My take on WordPress
Many people say that WordPress is difficult. It takes too much effort. It’s too hard to figure out – yada yada yada. Well, as you may have noticed, I didn’t mention WordPress being difficult in the cons section. That’s because WordPress isn’t difficult. No, really, it’s not!
Here’s the thing. All other blogging platforms are limited in their nature. Limited features, limited functionalities. So, of course, it’d seem easy. Compare that to WordPress, which is practically limitless in all that you can do with it – and suddenly, it’s hard to use, it’s difficult, it not good enough!
No, you dummy!
WordPress is just a powerhouse. But like I said before, it’s been around for ages — since 2003, to be specific. There are plenty of how-to tutorials out there, so there’s no reason why you should feel intimidated by the platform. Does it take time to master? Depends. If all you’re doing is writing blog posts, then no. It’s no more difficult than any of the other platforms I mentioned before. But if you decide to grow with time and your business demands that you not only blog but set up a shop too, or maybe a forum, or a membership plan, then WordPress will grow with you.
WordPress is perfect for bloggers who want to grow their blogging business with time. There’s a reason why almost all big-time bloggers run their sites on WordPress. Whether it’s Pat Flynn, Melyssa Griffin, Marie Forleo, Amy Porterfield, Neil Patel, Jon Morrow, or… I don’t know; practically all the bloggers I know and follow use WordPress as their platform.
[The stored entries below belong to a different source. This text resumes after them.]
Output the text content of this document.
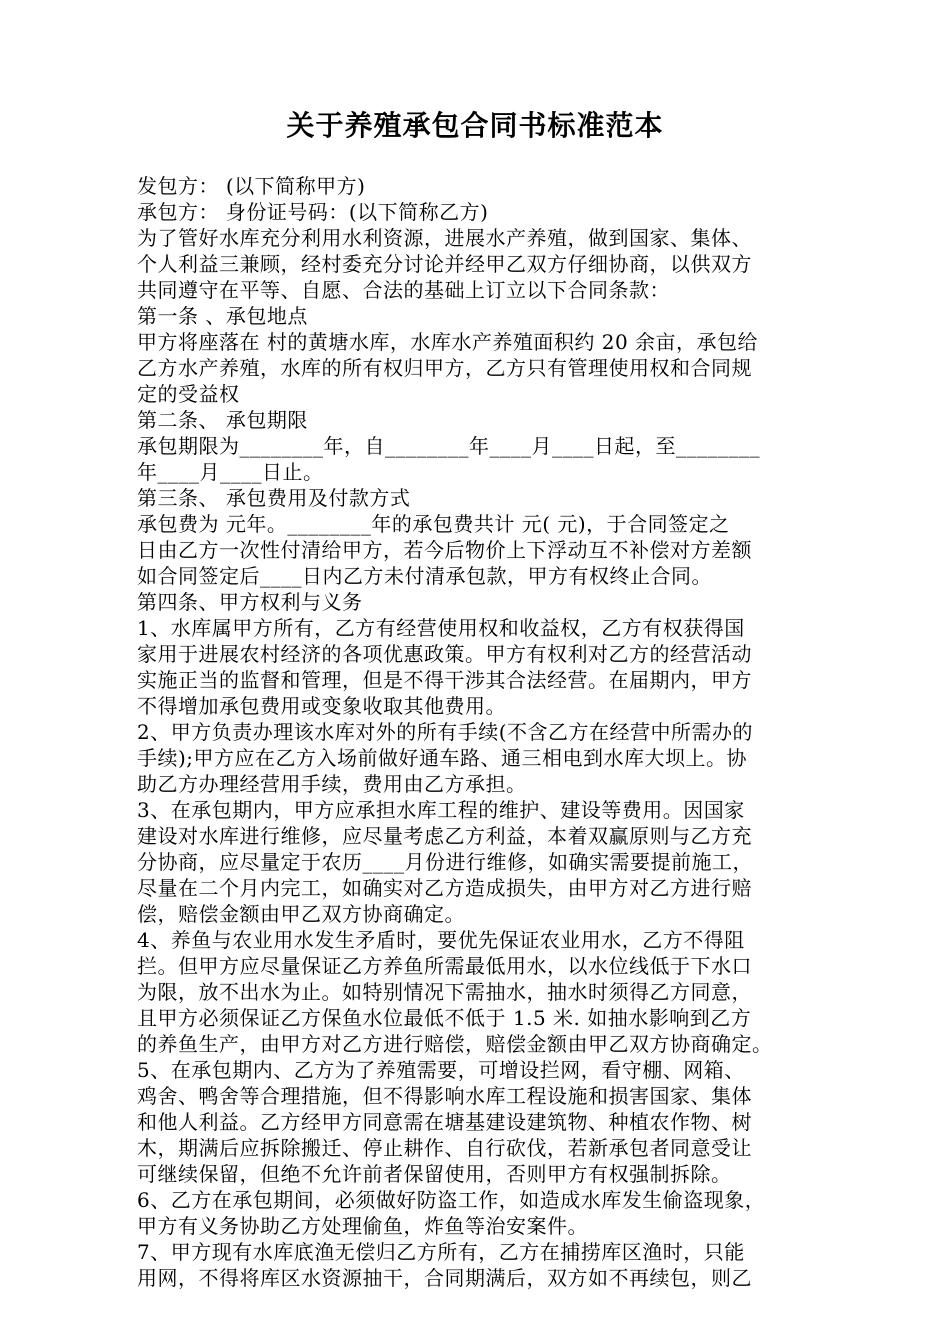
关于养殖承包合同书标准范本
发包方： (以下简称甲方)
承包方： 身份证号码：(以下简称乙方)
为了管好水库充分利用水利资源，进展水产养殖，做到国家、集体、
个人利益三兼顾，经村委充分讨论并经甲乙双方仔细协商，以供双方
共同遵守在平等、自愿、合法的基础上订立以下合同条款：
第一条 、承包地点
甲方将座落在 村的黄塘水库，水库水产养殖面积约 20 余亩，承包给
乙方水产养殖，水库的所有权归甲方，乙方只有管理使用权和合同规
定的受益权
第二条、 承包期限
承包期限为________年，自________年____月____日起，至________
年____月____日止。
第三条、 承包费用及付款方式
承包费为 元年。________年的承包费共计 元( 元)，于合同签定之
日由乙方一次性付清给甲方，若今后物价上下浮动互不补偿对方差额
如合同签定后____日内乙方未付清承包款，甲方有权终止合同。
第四条、甲方权利与义务
1、水库属甲方所有，乙方有经营使用权和收益权，乙方有权获得国
家用于进展农村经济的各项优惠政策。甲方有权利对乙方的经营活动
实施正当的监督和管理，但是不得干涉其合法经营。在届期内，甲方
不得增加承包费用或变象收取其他费用。
2、甲方负责办理该水库对外的所有手续(不含乙方在经营中所需办的
手续);甲方应在乙方入场前做好通车路、通三相电到水库大坝上。协
助乙方办理经营用手续，费用由乙方承担。
3、在承包期内，甲方应承担水库工程的维护、建设等费用。因国家
建设对水库进行维修，应尽量考虑乙方利益，本着双赢原则与乙方充
分协商，应尽量定于农历____月份进行维修，如确实需要提前施工，
尽量在二个月内完工，如确实对乙方造成损失，由甲方对乙方进行赔
偿，赔偿金额由甲乙双方协商确定。
4、养鱼与农业用水发生矛盾时，要优先保证农业用水，乙方不得阻
拦。但甲方应尽量保证乙方养鱼所需最低用水，以水位线低于下水口
为限，放不出水为止。如特别情况下需抽水，抽水时须得乙方同意，
且甲方必须保证乙方保鱼水位最低不低于 1.5 米. 如抽水影响到乙方
的养鱼生产，由甲方对乙方进行赔偿，赔偿金额由甲乙双方协商确定。
5、在承包期内、乙方为了养殖需要，可增设拦网，看守棚、网箱、
鸡舍、鸭舍等合理措施，但不得影响水库工程设施和损害国家、集体
和他人利益。乙方经甲方同意需在塘基建设建筑物、种植农作物、树
木，期满后应拆除搬迁、停止耕作、自行砍伐，若新承包者同意受让
可继续保留，但绝不允许前者保留使用，否则甲方有权强制拆除。
6、乙方在承包期间，必须做好防盗工作，如造成水库发生偷盗现象，
甲方有义务协助乙方处理偷鱼，炸鱼等治安案件。
7、甲方现有水库底渔无偿归乙方所有，乙方在捕捞库区渔时，只能
用网，不得将库区水资源抽干，合同期满后，双方如不再续包，则乙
If you’re planning to do affiliate marketing on your blog, or run ads, or create a forum in the future, then you should definitely go with WordPress. And that is precisely why my recommendation to all bloggers would be to start their blog on a self-hosted WordPress platform.
But well, if you’re sure that all you’ll ever do is write, then maybe Medium is for you. Maybe you just want to see if you like writing or if people like reading your stuff. If that’s the case, you could start a blog on Medium before committing to something like WordPress.
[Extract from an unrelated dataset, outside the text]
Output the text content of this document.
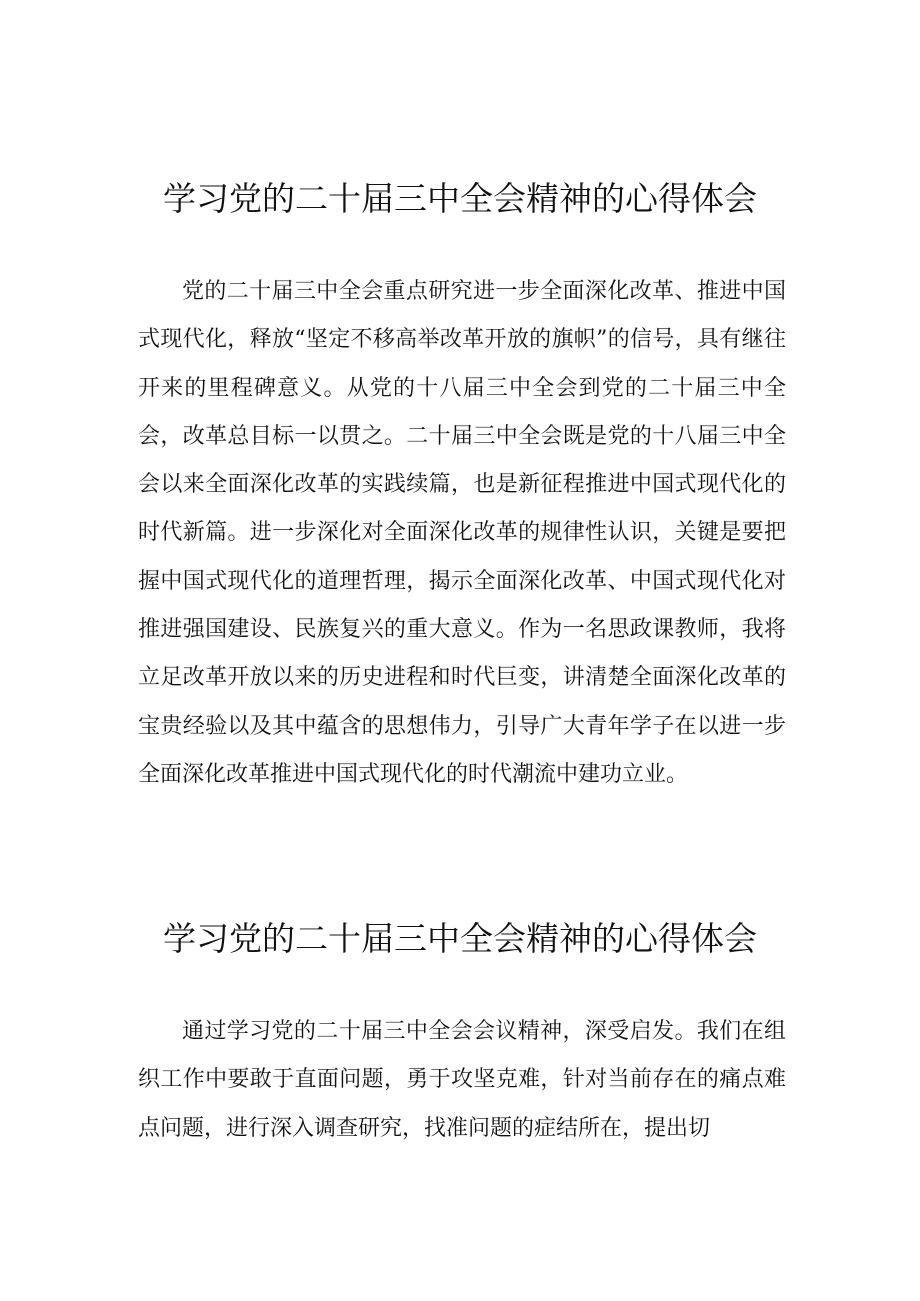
学习党的二十届三中全会精神的心得体会

党的二十届三中全会重点研究进一步全面深化改革、推进中国式现代化，释放“坚定不移高举改革开放的旗帜”的信号，具有继往开来的里程碑意义。从党的十八届三中全会到党的二十届三中全会，改革总目标一以贯之。二十届三中全会既是党的十八届三中全会以来全面深化改革的实践续篇，也是新征程推进中国式现代化的时代新篇。进一步深化对全面深化改革的规律性认识，关键是要把握中国式现代化的道理哲理，揭示全面深化改革、中国式现代化对推进强国建设、民族复兴的重大意义。作为一名思政课教师，我将立足改革开放以来的历史进程和时代巨变，讲清楚全面深化改革的宝贵经验以及其中蕴含的思想伟力，引导广大青年学子在以进一步全面深化改革推进中国式现代化的时代潮流中建功立业。

学习党的二十届三中全会精神的心得体会

通过学习党的二十届三中全会会议精神，深受启发。我们在组织工作中要敢于直面问题，勇于攻坚克难，针对当前存在的痛点难点问题，进行深入调查研究，找准问题的症结所在，提出切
If you want to start a subscription-based newsletter, then maybe you should go with Substack.
If you’re mainly a photographer and need a website to showcase your work, and maybe you want to start a blog on the side, then perhaps you should look at Squarespace.
But wait, what if you’re a photographer and you also want to create a stock photo membership site? You could do that with WordPress, of course. But maybe your photography business takes up too much of your time, and you just want something simple that you can set up and go? Then Ghost may just be the perfect platform for you.